Carriers Claim IPTV Wiring Worries
Early players in the telco IPTV game are finding an unwelcome surprise in the cost of wiring homes for service
May 10, 2005
After IPTV networks are built and a subscriber signs up, the carrier can breathe easy, right? Maybe not. U.S. carriers say one of the biggest IPTV challenges they face is making IPTV service available on all the TVs in a household (see NAB2005: Telco Video Bingo).
The IPTV signal typically enters the household via an Ethernet connection to an ADSL modem, which connects to a set-top box, which plugs into the TV (see Scientific-Atlanta Wins $195M SBC Deal). But U.S. households typically have two or three televisions and the various costs of running new CAT-5 cable to those additional sets are substantial.
“It’s what I call the dirty little secret of IPTV,” says Entone Technologies Inc. CEO Steve McCay. “The huge issue today is that it’s one thing to get the signal to one TV, but what if you have four or five TVs in the home?” (See BNS Expands With Entone IPTV .)
To get the IPTV signal from the main TV to sets in the bedrooms costs about $800, according to some accounts of carriers delivering IPTV today. Here’s how it breaks down: two additional set-top boxes at $150 each, new CAT-5 cabling at $50, approximately eight hours of skilled installation at $50 per hour, and a “windshield cost” (gas and depreciation on the service vehicle) of $50.
“We do truck rolls where I was hoping they would do the installation in 2 hours and they are there for 6 hours,” says Bill DeMuth, CTO of SureWest Communications (Nasdaq: SURW), which has offered IPTV service since 2002 (see IPTV Scramble Is On). “This is our biggest problem.”

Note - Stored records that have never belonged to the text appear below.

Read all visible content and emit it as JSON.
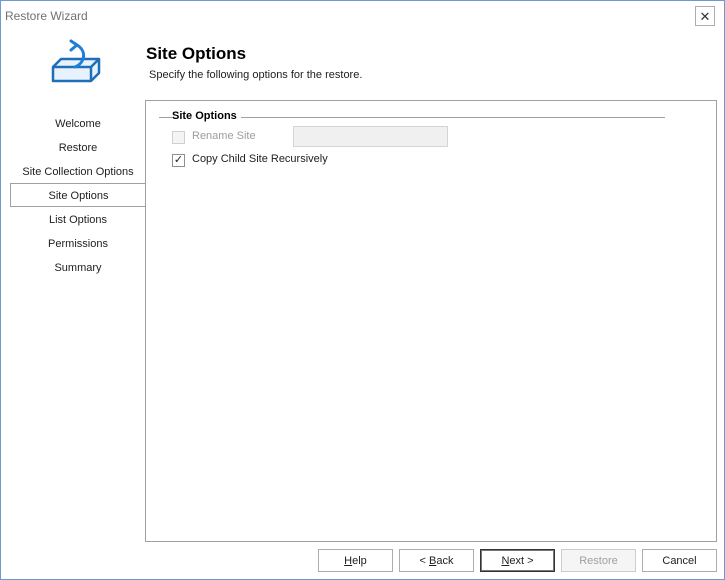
{
  "window": {
    "title": "Restore Wizard",
    "close_glyph": "✕"
  },
  "header": {
    "heading": "Site Options",
    "subheading": "Specify the following options for the restore."
  },
  "nav": {
    "items": [
      {
        "label": "Welcome"
      },
      {
        "label": "Restore"
      },
      {
        "label": "Site Collection Options"
      },
      {
        "label": "Site Options"
      },
      {
        "label": "List Options"
      },
      {
        "label": "Permissions"
      },
      {
        "label": "Summary"
      }
    ],
    "active_index": 3
  },
  "group": {
    "title": "Site Options",
    "rename_site": {
      "label": "Rename Site",
      "checked": false,
      "enabled": false,
      "value": ""
    },
    "copy_child": {
      "label": "Copy Child Site Recursively",
      "checked": true,
      "check_glyph": "✓"
    }
  },
  "buttons": {
    "help": {
      "mnemonic": "H",
      "rest": "elp"
    },
    "back": {
      "prefix": "< ",
      "mnemonic": "B",
      "rest": "ack"
    },
    "next": {
      "mnemonic": "N",
      "rest": "ext >"
    },
    "restore": {
      "label": "Restore"
    },
    "cancel": {
      "label": "Cancel"
    }
  },
  "colors": {
    "accent": "#1f7fd6",
    "border": "#a0a0a0",
    "window_border": "#6d9bd1"
  }
}
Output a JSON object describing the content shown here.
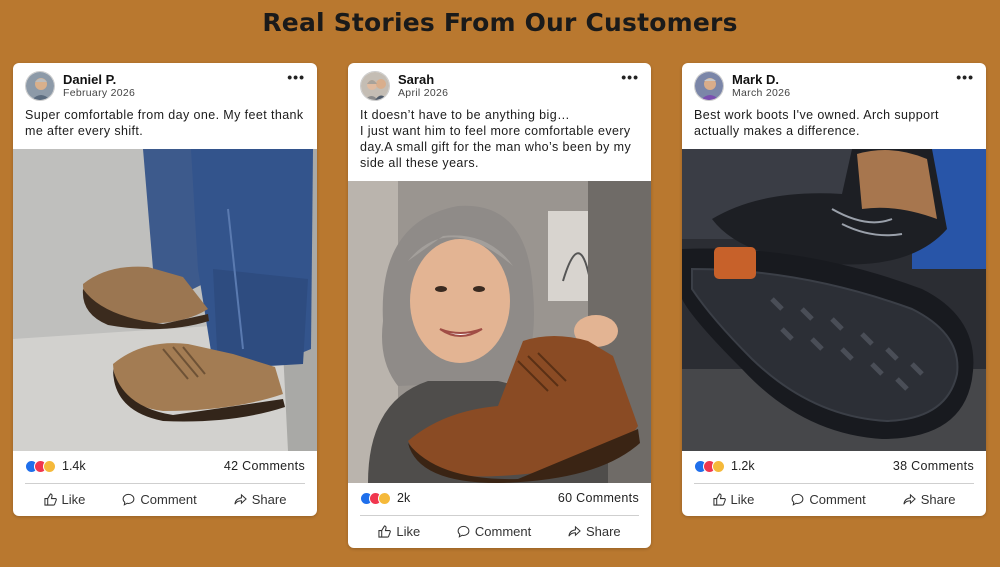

So who pays for such a big headache? Coaxsys Inc. director of marketing Ted Archer says that IPTV operators all have different ways of dealing with the costs.
Some will offer limited or no inside wiring to go along with an IPTV installation, Archer says. But he maintains that carriers really aren't in a position to demand a big upfront fee from their customers.